Robert J Stratta, Agnes Lo, M Hosein Shokouh-Amiri, M Francesca Egidi, Lillian W Gaber, A Osama Gaber
Transplant International 2003, 16 (3): 154-60
Advances in surgical techniques and clinical immunosuppression have led to steadily improving results in pancreas transplantation (PTX). The purpose of this study was to analyze retrospectively the outcomes in patients undergoing solitary PTX with portal-enteric (P-E) drainage and contemporary immunosuppression.

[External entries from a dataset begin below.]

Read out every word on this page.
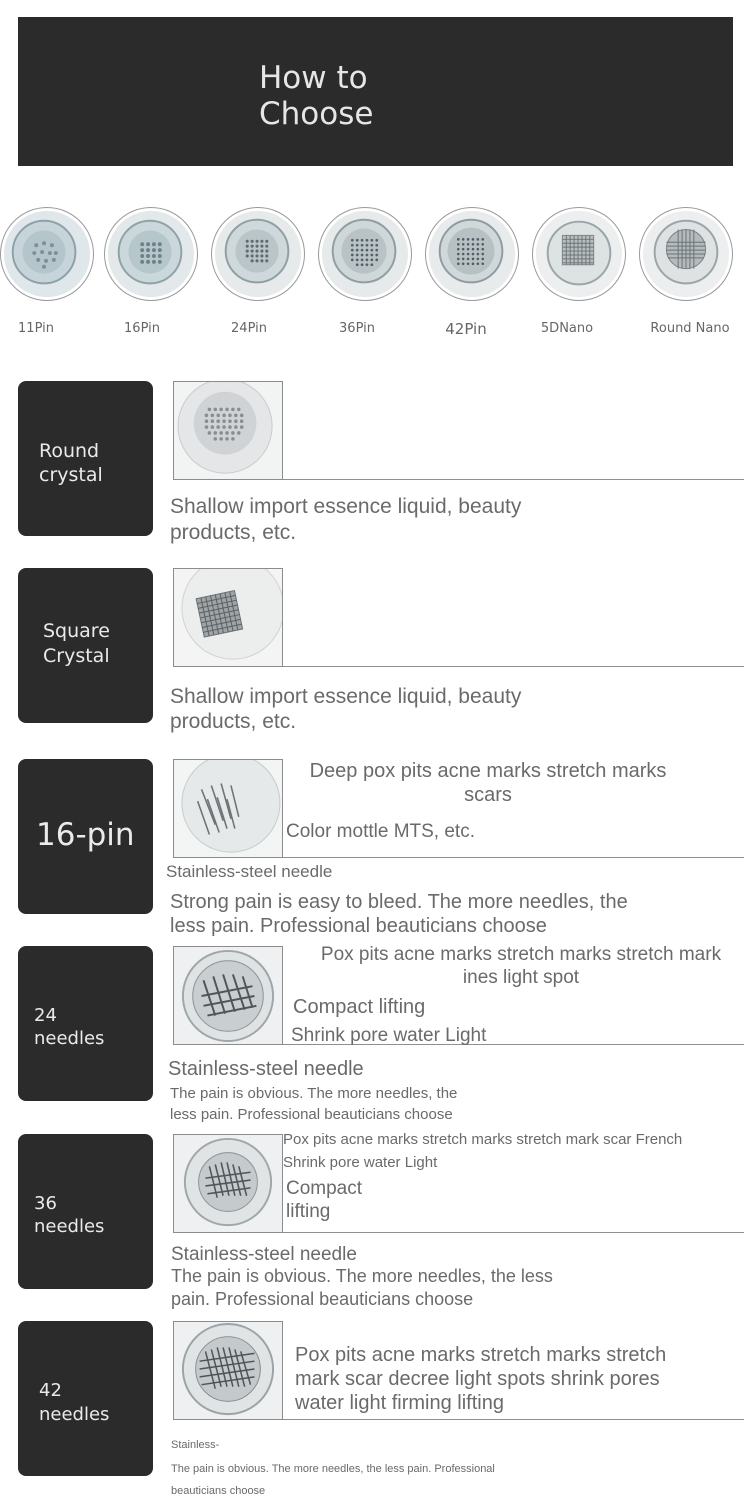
How to
Choose
11Pin	16Pin	24Pin	36Pin	42Pin	5DNano	Round Nano
Round
crystal
Shallow import essence liquid, beauty
products, etc.
Square
Crystal
Shallow import essence liquid, beauty
products, etc.
16-pin
Deep pox pits acne marks stretch marks
scars
Color mottle MTS, etc.
Stainless-steel needle
Strong pain is easy to bleed. The more needles, the
less pain. Professional beauticians choose
24
needles
Pox pits acne marks stretch marks stretch mark
ines light spot
Compact lifting
Shrink pore water Light
Stainless-steel needle
The pain is obvious. The more needles, the
less pain. Professional beauticians choose
36
needles
Pox pits acne marks stretch marks stretch mark scar French
Shrink pore water Light
Compact
lifting
Stainless-steel needle
The pain is obvious. The more needles, the less
pain. Professional beauticians choose
42
needles
Pox pits acne marks stretch marks stretch
mark scar decree light spots shrink pores
water light firming lifting
Stainless-
The pain is obvious. The more needles, the less pain. Professional
beauticians choose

From June 1998 through December 2000, we performed 28 solitary PTXs with antibody induction and tacrolimus/mycophenolate mofetil maintenance therapy. The first 13 patients received daclizumab (DAC) induction, while the next 15 received thymoglobulin (rabbit anti-human thymocyte gamma globulin; Thymo) induction. The study group included 13 pancreas alone (PA) and 15 sequential pancreas-after-kidney-transplantations (PAKT). Solitary PTX was performed with P-E drainage in 18 patients and systemic-enteric (S-E) drainage in ten. Patient and pancreas graft survival rates were 96% and 79%, respectively, with a mean follow-up of 22 (range 1-39) months. The 1-year actual death-censored pancreas graft survival rate was 89%. One PAKT patient died with a functioning graft at 1 month; three patients (11%) experienced early graft loss due to thrombosis and were excluded from the immunological analysis, leaving 24 evaluable patients. The incidence of acute rejection was 54%, including 50% in PA and 58% in PAKT recipients ( P=NS). In patients receiving Thymo induction, the rate of acute rejection was slightly lower (43% Thymo vs 70% DAC). Moreover, P-E drainage was associated with a slightly lower rate of acute rejection (44% P-E vs 75% S-E; P=NS). In patients with both Thymo induction and P-E drainage ( n=11), there was a tendency toward less rejection (the incidence of acute rejection was 36%). Two immunological graft losses occurred (one due to non-compliance), both in patients with P-E drainage. Only one patient had a cytomegalovirus (CMV) infection. Event-free survival (no rejection, graft loss, or death) was slightly higher in patients receiving Thymo (47%) than in those on DAC (23%) induction ( P=NS). We can conclude that solitary PTX with P-E drainage and Thymo induction may be associated with improved intermediate-term outcomes and a possible immunological advantage.